You will be happy with it.
I used a Urei (UA) 1176 and a Klark Technic 1176 religiously in my friend's recording studio, from about 1985 thru 1999. I also repaired the former once. The Wampler pedal is not an exact clone of that circuit, instead utilizing the essential circuits and gearing it to use on instruments. What is close to exact is the Attack (20–800 microseconds) and Release (50–1100 microseconds) times (both fast, as the original was designed to be a compressor-limiter).
The Urei uses +30vDC rail voltage and only used a single FET for the Compression (a.k.a.: 'threshold,' 'ratio,' 'squeeze,' etc.). It also has discrete transistors forming a push-pull output amplification, into a 30ohm to 600ohm, low distortion isolation transformer (which could and often was pushed lightly into harmonic distortion.
In brief, the Wampler has less headroom, will distort sooner, will have less wattage being delivered to the next component (another pedal, amp, interface, etc.) and due to not having an isolation transformer, will have the ultra-high frequencies rolling off faster than the Urei 1176. Perfect for guitar, bass, piano, keys, sax, horns, fiddles, and even vocals. The pedal would not have the same impact as the Urei 1176 on a multi-track mix or master. Not to say it wouldn't sound good in certain musical applications, jut not the same level of performance.

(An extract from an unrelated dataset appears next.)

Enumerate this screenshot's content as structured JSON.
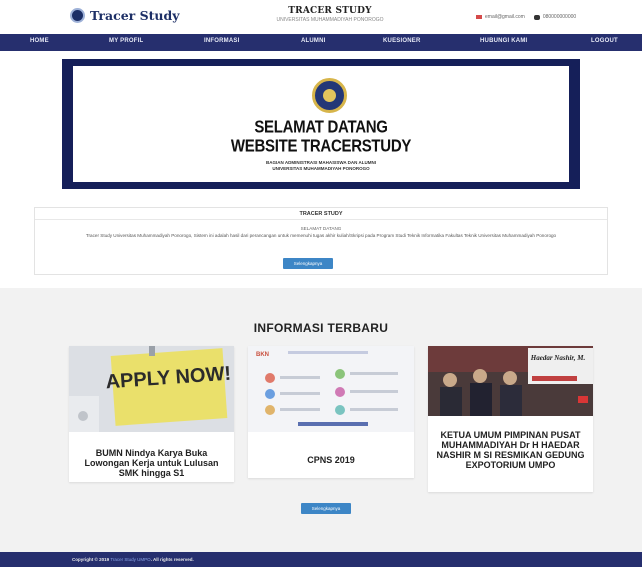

The 'Mix' control makes the instrument sound huge. With the mix set to 100%, I set the attack and release pretty fast and the compression to a just detectable squeeze then dial back in the transients backing down the mix from 100%. I often use this setting live as an 'always-on,' at the beginning of the pedal chain. Traditional compressors will add noise, especially when the drive pedals are engaged, and this pedal has a noticeably lower noise floor than that. I also run it on 18v when using a bass guitar, just to give it a little more headroom.
When you have it up and running, I'd like to hear your thoughts.